As reported in a double blind study, manual diagnosis for zygapophysial
joint pain syndrome can be as accurate as radiologically controlled
diagnostic blocks (Jull G., Bogduk N., et.al., 1988). Joint
restriction could be due to spasm or shortening of surrounding
muscles, shrinking of the joint capsule or entrapment of fat
pads or meniscoides (inner membrane of the joint capsule) between
articular surfaces.
The entire musculoskeletal system behaves as a functionally
linked kinetic chain. A localized tissue injury can produce
functional biomechanical adaptations at locations some distance
from the primary site of injury (Tollison D., et. al; 1994).

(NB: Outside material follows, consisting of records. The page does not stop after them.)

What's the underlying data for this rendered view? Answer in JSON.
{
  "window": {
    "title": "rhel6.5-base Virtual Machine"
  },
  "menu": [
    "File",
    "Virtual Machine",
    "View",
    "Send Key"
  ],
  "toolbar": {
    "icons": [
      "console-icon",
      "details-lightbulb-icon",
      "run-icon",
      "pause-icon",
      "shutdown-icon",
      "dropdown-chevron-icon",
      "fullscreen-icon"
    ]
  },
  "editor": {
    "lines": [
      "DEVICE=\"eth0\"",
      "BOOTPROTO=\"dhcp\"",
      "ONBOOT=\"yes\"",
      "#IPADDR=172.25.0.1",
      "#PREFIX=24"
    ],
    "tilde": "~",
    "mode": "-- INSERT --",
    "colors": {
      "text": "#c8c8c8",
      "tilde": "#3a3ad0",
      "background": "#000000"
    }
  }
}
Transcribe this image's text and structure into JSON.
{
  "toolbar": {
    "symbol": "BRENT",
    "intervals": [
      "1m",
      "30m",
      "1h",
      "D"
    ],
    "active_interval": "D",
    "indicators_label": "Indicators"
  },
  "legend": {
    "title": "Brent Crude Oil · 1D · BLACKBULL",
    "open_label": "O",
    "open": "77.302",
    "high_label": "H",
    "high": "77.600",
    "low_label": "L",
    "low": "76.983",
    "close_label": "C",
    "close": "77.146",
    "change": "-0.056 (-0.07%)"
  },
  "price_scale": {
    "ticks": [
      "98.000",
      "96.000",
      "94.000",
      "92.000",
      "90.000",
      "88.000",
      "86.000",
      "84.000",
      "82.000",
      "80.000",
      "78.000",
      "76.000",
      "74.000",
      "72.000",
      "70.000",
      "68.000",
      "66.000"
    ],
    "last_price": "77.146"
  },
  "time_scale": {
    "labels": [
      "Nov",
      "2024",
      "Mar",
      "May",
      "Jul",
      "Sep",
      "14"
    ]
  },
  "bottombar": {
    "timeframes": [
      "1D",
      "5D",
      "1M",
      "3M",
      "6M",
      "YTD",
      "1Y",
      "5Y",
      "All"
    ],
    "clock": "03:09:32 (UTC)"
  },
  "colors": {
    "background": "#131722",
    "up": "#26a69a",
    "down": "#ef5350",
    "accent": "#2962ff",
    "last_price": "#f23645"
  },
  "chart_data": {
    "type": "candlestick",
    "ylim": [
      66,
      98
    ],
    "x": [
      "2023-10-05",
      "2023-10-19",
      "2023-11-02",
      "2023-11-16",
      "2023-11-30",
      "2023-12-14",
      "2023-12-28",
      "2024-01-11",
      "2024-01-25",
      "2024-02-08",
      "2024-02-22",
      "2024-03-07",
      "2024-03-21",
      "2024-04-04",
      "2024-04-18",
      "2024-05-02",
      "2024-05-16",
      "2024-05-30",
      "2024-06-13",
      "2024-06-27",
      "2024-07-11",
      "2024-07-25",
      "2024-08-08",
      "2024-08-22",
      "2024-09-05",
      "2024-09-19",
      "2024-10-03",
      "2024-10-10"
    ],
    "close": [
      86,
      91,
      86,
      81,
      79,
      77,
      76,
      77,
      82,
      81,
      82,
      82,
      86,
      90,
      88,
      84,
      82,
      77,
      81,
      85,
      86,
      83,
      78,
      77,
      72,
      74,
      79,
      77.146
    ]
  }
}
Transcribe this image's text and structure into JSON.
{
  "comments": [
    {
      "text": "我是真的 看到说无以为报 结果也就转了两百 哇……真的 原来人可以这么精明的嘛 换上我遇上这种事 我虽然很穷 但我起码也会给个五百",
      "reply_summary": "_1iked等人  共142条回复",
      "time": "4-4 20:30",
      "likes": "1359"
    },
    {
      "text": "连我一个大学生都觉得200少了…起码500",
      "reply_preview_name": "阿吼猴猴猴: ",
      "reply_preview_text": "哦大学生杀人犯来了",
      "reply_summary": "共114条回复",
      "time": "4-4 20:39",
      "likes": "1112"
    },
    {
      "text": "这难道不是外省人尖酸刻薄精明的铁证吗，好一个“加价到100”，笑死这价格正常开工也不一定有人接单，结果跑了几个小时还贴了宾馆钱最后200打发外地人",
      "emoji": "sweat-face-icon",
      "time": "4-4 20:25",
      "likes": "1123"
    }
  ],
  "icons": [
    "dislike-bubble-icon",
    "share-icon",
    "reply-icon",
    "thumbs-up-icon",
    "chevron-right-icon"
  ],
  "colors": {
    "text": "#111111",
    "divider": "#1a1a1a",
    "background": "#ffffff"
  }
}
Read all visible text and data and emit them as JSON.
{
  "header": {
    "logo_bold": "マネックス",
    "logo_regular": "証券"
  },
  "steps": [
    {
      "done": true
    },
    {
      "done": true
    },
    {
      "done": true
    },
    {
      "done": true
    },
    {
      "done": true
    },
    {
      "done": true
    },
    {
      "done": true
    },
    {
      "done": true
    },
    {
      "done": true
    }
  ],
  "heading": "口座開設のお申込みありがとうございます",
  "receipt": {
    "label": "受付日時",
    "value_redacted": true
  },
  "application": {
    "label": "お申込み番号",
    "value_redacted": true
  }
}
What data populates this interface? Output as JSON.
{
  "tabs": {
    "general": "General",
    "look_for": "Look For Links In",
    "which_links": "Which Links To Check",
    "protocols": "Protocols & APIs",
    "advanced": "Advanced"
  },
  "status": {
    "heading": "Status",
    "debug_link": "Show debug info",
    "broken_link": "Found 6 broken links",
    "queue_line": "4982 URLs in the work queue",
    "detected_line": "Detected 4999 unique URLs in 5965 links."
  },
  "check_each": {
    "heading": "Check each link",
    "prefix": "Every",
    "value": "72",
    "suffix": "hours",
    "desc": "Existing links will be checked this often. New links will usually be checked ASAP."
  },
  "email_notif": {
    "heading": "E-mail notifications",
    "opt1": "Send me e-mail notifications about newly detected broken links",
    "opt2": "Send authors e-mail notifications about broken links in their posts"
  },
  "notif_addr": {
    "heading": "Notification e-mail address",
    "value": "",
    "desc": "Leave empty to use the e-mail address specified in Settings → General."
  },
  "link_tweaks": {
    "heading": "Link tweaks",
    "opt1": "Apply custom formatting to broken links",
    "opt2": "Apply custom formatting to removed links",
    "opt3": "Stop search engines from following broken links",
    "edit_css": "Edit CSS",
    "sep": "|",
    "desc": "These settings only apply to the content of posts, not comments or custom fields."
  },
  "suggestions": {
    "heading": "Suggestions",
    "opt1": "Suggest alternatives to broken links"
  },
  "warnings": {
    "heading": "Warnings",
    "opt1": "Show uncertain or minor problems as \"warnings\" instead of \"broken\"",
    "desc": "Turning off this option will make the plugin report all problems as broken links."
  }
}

This prompts evaluation and treatment of the whole spine, especially
"transition" zones where the spinal curve changes
from lordotic to kyphotic, or from kyphotic to lordotic (Maigne
R., 1997). Pain, muscle
spasm, and joint restriction needing treatment may occur at
a site distant from the original injury.
Treatment of the spinal motion segments (two vertebrae,
one disc, two zygapophysial joints with associated muscles and
ligaments) involves mobilization. Mobilization is the passive
movement of a joint through its' physiological ranges of motion.
Repetitive passive joint oscillations at the limit of the joint's
available range can have mechanical effects on joint mobility,
due to moving the joint tissue into the area of plastic deformation
of the stress-strain curve (Paris S., 1979). Neurological effects
of passive mobilization includes restoration of axonal transport,
and reduction in pain via stimulation of large-fiber joint afferents
and associated release of endorphins (Korr I.M., 1985). Self-mobilization
exercises and postisometric relaxation techniques help maintain
the effects of these office procedures.